DT7: This electric height-adjustable desk adjusts at a lethargic speed of 25 mm per second and has two memory pre-sets. Memory presets are a terrific feature. LifeSpan choosing to have only two presets is a head scratcher. Most every desk in the $1000 price bracket offers a more practical four presets.
The Bottom Line
We'd like to come up with a single good reason why someone should consider a DT5 or DT7 desk to pair with a LifeSpan treadmill base, but we can't. The company's DNA is clearly from the cardio equipment world, and despite being a forerunner in the burgeoning treadmill desk industry, a furniture maker they are not.

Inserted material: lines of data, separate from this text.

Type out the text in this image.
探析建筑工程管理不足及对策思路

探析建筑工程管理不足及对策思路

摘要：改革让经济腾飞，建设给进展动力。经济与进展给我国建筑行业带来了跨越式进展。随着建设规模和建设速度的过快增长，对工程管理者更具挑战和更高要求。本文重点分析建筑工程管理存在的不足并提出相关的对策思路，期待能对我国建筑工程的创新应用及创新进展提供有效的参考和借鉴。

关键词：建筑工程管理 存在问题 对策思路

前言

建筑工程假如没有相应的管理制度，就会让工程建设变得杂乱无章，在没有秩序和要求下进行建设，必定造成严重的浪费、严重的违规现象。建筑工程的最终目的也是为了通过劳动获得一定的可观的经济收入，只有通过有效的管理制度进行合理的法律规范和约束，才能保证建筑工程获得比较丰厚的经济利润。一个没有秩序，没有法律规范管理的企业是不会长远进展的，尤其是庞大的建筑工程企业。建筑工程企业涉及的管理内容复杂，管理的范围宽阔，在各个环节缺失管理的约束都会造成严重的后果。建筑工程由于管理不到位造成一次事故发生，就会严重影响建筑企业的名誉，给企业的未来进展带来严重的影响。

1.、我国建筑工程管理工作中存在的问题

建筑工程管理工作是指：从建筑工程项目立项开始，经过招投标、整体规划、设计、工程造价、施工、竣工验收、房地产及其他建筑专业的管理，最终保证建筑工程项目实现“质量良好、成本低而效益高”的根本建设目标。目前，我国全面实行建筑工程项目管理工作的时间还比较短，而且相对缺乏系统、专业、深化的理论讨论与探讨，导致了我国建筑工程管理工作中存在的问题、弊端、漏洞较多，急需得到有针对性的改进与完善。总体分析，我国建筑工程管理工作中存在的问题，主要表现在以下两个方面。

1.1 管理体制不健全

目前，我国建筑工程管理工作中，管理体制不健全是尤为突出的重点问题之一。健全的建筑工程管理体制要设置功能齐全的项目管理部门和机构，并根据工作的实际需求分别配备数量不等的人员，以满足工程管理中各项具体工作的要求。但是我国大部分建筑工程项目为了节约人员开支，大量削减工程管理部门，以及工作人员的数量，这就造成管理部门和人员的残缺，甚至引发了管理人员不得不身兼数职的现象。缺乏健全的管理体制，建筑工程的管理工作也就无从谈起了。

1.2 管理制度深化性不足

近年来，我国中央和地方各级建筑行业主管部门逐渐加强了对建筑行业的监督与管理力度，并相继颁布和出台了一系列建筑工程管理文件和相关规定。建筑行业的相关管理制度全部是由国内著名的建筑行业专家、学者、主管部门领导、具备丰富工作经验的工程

Far superior adjustable-height desks are available from many of the vendors we review on this site. Of all those, our favorites by far are the iMovR Omega desks (the manually-adjusted Denali, top-value Olympus, and top-of-the-line Everest), the only ones with built-in SteadyType keyboard trays that create a rock solid desk you can walk at without losing any typing speed or accuracy. All the desk reviews on this site cover the basics a treadmill desk user will want to focus on, such as:
- Whether the maximum height is sufficient to overcome the 5"-6" treadmill boost under your feet
- Lateral and longitudinal stability
- Clearance for treadmill base, and suitability for multi-user and sit-stand-walk configurations
- Connectivity between the desk height controls and the treadmill's display console
- Future connectivity to the Internet of Things and cloud-based tracking apps
Browse through our reviews of several dozen adjustable-height sit-to-stand desks, or save time by reading our comprehensive Comparison Review of Manual Adjustable-Height Desks and Comparison Review of Electric Adjustable-Height Desks.

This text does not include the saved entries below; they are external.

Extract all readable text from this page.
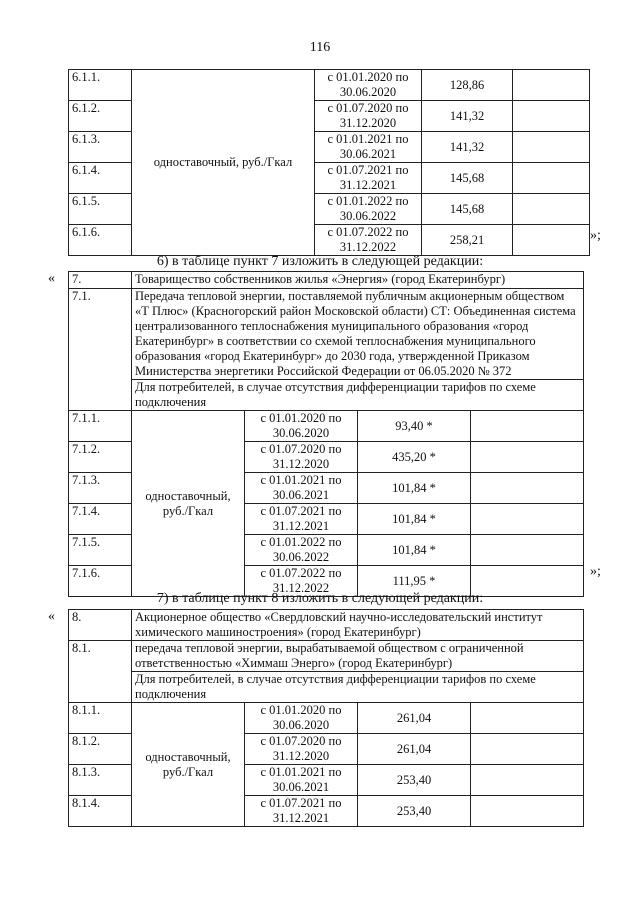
116
6.1.1.	одноставочный, руб./Гкал	с 01.01.2020 по 30.06.2020	128,86	
6.1.2.		с 01.07.2020 по 31.12.2020	141,32	
6.1.3.		с 01.01.2021 по 30.06.2021	141,32	
6.1.4.		с 01.07.2021 по 31.12.2021	145,68	
6.1.5.		с 01.01.2022 по 30.06.2022	145,68	
6.1.6.		с 01.07.2022 по 31.12.2022	258,21		»;
6) в таблице пункт 7 изложить в следующей редакции:
« 7.	Товарищество собственников жилья «Энергия» (город Екатеринбург)			
7.1.	Передача тепловой энергии, поставляемой публичным акционерным обществом «Т Плюс» (Красногорский район Московской области) СТ: Объединенная система централизованного теплоснабжения муниципального образования «город Екатеринбург» в соответствии со схемой теплоснабжения муниципального образования «город Екатеринбург» до 2030 года, утвержденной Приказом Министерства энергетики Российской Федерации от 06.05.2020 № 372			
	Для потребителей, в случае отсутствия дифференциации тарифов по схеме подключения			
7.1.1.	одноставочный, руб./Гкал	с 01.01.2020 по 30.06.2020	93,40 *	
7.1.2.		с 01.07.2020 по 31.12.2020	435,20 *	
7.1.3.		с 01.01.2021 по 30.06.2021	101,84 *	
7.1.4.		с 01.07.2021 по 31.12.2021	101,84 *	
7.1.5.		с 01.01.2022 по 30.06.2022	101,84 *	
7.1.6.		с 01.07.2022 по 31.12.2022	111,95 *	
»;
7) в таблице пункт 8 изложить в следующей редакции:
« 8.	Акционерное общество «Свердловский научно-исследовательский институт химического машиностроения» (город Екатеринбург)			
8.1.	передача тепловой энергии, вырабатываемой обществом с ограниченной ответственностью «Химмаш Энерго» (город Екатеринбург)			
	Для потребителей, в случае отсутствия дифференциации тарифов по схеме подключения			
8.1.1.	одноставочный, руб./Гкал	с 01.01.2020 по 30.06.2020	261,04	
8.1.2.		с 01.07.2020 по 31.12.2020	261,04	
8.1.3.		с 01.01.2021 по 30.06.2021	253,40	
8.1.4.		с 01.07.2021 по 31.12.2021	253,40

|LifeSpan Fitness - Standalone Treadmill Bases||Price|
|TR800-DT3 Treadmill Base||$799.99|
|TR1200-DT3 Treadmill Base||$999.99|
|TR5000-DT3 Treadmill Base||$1,499.99|
Free shipping to a loading dock is included. Delivery "to the threshold" is an additional $49. Room of Choice delivery is an additional $99, and White Glove Service (including setup) is $199.
It's worth mentioning iMovR's EcoLast TreadTop Standing Mat as a great add-on for any of LifeSpan's integrated treadmill desks, or any office treadmill, for that matter. When you want to take a pause from walking the last thing you want to do is stand on the cushion-less hard deck of a treadmill for very long, lest your feet start to suffer. These TreadTop mats are premium-quality, 100% polyurethane standing mats that are cut to size to specifically fit popular office treadmill models. They can be used atop the desk or astride the treadmill if you have a sit-stand-walk workstation, or both. Be sure to check out our 5-star review of the TreadTop Anti-Fatigue Mat. For LifeSpan units you'll want the 18" x 30" version that'll fit comfortably between the side rails.
LifeSpan offers their own lubricant, and recommends applying it to the deck after every 40 hours of use. However, we recommend the iMovR Treadmill Lubricant (100% Silicone) for its superior formulation and ease of application.